A minha mãe respirou fundo, a sua voz a ganhar força.

"O que o teu filho fez foi pela irmã dele, não por nós. E a minha filha não é egoísta. Ela esteve ao lado do David durante anos, a apoiá-lo em tudo. Agora, quando ela mais precisa dele, onde é que ele está?"

"Ele está a consolar a Eva, enquanto a minha filha e eu estamos a lidar com esta desgraça sozinhas. Se isso é o tipo de homem que ele é, então a Sofia está melhor sem ele."

Com estas palavras, a minha mãe desligou o telefone.

Ela virou-se para mim, os seus olhos vermelhos de tanto chorar, mas com uma determinação que eu não via há muito tempo.

"Sofia, filha, vamos para casa."

Eu assenti, incapaz de falar. O peso no meu peito era enorme, mas ver a força da minha mãe deu-me um pouco de esperança.

Quando chegámos a casa, o nosso pequeno apartamento parecia vazio e silencioso. O quarto do Miguel estava exatamente como ele o tinha deixado de manhã, a cama desfeita, a roupa de trabalho dobrada numa cadeira.

Sentei-me no sofá, a olhar para o nada. A minha mãe sentou-se ao meu lado e pegou na minha mão.

"Vamos ultrapassar isto, Sofia. Juntas."

As suas palavras eram um bálsamo para a minha alma ferida.

Nos dias seguintes, a realidade abateu-se sobre nós com força total. As contas começaram a chegar. O advogado que contratámos para o Miguel era caro, e as nossas poupanças estavam a desaparecer rapidamente.

Eu trabalhava como designer gráfica freelancer, mas o stress e a preocupação tornavam difícil concentrar-me. A minha mãe, que trabalhava a tempo parcial numa padaria, teve de pedir mais horas.

Uma semana depois do acidente, recebi uma mensagem. Era de um número desconhecido.

"Precisamos de falar sobre o teu irmão. Encontra-me no café 'Aromas da Cidade' amanhã às 15h. Vem sozinha."

O meu coração acelerou. Quem poderia ser? A família do Léo? A polícia?

Apesar do medo, eu sabia que tinha de ir. Qualquer informação sobre o caso do Miguel era crucial.

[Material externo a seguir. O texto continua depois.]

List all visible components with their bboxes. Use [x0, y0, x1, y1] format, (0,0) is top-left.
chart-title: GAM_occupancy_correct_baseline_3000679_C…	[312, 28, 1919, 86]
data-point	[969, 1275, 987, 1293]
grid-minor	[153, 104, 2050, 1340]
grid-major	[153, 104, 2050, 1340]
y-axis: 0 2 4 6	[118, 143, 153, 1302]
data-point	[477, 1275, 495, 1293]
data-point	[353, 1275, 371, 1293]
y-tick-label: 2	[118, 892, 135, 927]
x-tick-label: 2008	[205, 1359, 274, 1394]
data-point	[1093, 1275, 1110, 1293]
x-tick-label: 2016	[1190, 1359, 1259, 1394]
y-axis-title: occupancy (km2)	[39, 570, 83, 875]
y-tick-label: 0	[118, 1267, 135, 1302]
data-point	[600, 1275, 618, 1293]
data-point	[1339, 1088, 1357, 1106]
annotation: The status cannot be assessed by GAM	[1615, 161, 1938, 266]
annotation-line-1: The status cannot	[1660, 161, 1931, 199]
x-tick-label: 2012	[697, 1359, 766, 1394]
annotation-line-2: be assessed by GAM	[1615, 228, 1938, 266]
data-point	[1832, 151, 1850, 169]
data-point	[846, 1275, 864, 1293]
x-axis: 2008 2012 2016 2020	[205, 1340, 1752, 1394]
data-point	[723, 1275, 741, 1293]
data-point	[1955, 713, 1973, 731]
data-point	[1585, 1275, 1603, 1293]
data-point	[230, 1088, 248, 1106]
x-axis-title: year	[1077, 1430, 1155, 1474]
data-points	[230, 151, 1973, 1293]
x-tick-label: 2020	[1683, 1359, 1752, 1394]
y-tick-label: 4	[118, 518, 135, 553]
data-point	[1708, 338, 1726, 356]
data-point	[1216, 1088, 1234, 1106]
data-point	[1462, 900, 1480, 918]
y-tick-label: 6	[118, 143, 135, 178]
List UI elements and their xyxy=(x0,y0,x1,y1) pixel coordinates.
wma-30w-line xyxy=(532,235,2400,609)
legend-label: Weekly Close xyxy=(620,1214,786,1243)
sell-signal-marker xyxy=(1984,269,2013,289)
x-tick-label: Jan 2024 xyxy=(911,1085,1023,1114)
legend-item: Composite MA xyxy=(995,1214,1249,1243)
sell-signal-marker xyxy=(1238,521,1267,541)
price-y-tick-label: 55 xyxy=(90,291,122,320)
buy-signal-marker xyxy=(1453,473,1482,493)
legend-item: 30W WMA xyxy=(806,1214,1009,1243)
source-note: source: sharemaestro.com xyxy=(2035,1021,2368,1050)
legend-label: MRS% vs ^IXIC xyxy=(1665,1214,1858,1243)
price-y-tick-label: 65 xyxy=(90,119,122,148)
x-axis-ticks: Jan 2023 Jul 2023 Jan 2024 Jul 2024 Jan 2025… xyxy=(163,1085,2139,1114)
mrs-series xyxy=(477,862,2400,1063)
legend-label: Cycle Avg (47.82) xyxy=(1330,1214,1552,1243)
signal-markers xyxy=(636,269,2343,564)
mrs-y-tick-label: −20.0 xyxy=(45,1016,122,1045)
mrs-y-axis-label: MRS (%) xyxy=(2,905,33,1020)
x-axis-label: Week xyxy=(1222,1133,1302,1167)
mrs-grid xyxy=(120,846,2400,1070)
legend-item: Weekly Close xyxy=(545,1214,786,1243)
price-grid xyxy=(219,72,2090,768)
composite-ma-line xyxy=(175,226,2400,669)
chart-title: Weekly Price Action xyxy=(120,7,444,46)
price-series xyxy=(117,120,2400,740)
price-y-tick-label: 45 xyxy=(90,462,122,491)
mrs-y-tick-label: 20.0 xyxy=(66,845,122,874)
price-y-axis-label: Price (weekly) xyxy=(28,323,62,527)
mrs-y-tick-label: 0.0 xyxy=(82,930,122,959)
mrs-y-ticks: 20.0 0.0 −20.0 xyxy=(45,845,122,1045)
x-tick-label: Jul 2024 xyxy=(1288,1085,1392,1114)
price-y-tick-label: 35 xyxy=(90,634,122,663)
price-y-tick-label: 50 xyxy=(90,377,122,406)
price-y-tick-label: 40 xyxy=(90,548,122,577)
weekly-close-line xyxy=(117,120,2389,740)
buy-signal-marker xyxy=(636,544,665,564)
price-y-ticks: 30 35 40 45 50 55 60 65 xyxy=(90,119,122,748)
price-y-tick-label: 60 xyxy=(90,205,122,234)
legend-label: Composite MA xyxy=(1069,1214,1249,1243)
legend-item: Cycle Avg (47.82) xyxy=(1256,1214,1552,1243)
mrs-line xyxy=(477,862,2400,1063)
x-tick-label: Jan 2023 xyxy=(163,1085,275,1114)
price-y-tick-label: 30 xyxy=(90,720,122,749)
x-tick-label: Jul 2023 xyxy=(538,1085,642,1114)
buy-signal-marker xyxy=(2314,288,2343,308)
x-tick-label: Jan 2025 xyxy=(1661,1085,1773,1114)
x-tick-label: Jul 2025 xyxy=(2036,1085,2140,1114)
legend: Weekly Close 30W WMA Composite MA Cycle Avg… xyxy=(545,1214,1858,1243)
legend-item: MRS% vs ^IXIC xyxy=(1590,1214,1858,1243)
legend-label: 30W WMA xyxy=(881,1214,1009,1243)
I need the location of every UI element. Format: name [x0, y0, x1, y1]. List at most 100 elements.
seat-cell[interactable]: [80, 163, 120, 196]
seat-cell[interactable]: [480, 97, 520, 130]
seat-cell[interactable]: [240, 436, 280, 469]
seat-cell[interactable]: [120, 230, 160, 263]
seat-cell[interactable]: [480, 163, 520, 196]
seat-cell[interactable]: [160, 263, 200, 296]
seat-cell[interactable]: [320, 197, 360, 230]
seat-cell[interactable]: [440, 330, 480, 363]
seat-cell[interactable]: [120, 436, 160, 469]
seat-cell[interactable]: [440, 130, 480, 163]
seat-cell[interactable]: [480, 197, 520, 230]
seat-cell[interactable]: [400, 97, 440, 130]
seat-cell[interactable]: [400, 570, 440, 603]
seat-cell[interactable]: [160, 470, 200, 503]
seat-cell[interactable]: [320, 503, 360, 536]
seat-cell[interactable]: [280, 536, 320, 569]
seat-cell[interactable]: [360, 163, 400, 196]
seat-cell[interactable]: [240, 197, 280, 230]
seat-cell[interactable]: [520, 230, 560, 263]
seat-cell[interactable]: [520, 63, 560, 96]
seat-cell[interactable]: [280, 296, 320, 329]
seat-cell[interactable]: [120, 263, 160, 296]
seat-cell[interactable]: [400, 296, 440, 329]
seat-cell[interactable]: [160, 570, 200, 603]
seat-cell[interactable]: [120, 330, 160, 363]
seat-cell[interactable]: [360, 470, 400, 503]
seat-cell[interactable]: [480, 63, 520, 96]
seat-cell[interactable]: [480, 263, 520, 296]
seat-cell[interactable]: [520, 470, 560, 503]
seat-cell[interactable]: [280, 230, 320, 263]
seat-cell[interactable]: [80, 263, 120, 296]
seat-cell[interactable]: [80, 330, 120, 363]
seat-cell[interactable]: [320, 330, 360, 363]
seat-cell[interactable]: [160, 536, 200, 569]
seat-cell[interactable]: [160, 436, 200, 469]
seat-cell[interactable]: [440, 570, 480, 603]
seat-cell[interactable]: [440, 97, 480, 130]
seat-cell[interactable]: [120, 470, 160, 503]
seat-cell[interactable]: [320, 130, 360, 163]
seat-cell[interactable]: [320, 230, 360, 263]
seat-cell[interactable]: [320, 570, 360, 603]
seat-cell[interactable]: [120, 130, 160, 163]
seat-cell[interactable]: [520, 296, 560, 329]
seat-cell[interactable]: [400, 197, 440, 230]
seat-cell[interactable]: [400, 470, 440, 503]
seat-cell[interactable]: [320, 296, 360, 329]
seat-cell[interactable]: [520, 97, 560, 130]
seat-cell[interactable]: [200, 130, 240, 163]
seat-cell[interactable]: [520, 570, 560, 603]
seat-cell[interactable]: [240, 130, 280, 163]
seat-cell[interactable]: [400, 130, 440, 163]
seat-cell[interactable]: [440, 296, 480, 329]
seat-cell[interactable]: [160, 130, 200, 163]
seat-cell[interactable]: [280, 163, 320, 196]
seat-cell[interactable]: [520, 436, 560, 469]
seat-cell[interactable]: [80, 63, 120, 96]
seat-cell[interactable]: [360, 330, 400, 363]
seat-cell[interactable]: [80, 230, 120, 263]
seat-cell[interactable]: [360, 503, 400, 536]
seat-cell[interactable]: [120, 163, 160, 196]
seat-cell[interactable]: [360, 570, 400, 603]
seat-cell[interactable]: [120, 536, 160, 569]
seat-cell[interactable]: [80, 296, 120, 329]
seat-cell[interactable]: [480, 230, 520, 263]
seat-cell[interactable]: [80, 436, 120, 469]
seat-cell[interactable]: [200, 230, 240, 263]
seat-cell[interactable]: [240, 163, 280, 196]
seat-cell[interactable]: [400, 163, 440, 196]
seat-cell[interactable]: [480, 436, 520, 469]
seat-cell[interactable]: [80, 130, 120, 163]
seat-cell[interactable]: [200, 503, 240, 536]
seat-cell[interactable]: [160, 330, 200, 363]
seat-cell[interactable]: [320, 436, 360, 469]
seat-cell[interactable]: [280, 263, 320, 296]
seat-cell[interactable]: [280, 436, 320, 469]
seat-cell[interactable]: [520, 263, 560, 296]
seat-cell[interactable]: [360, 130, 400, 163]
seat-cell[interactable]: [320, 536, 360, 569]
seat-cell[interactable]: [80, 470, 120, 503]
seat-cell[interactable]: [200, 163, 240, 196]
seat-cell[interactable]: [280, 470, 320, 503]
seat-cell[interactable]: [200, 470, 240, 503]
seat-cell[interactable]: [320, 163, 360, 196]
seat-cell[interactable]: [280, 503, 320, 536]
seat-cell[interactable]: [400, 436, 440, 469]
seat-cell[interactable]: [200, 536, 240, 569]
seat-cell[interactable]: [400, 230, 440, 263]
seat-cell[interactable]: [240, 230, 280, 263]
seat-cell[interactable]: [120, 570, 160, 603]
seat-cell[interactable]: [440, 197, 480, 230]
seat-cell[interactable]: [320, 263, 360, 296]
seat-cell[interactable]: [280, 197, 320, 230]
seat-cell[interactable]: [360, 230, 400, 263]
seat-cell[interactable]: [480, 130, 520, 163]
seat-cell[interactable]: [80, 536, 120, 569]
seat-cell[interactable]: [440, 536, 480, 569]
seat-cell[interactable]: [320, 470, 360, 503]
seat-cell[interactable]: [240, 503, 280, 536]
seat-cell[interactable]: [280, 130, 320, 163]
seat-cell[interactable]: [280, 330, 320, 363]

No dia seguinte, cheguei ao café uns minutos mais cedo. As minhas mãos suavam enquanto eu olhava para a porta, à espera.

Exatamente às 15h, uma mulher elegante, de uns 40 e poucos anos, entrou. Ela olhou à volta, e os seus olhos pousaram em mim. Ela caminhou na minha direção com uma confiança que me intimidou.

"Sofia, certo? Eu sou a Helena, a advogada da família do Léo."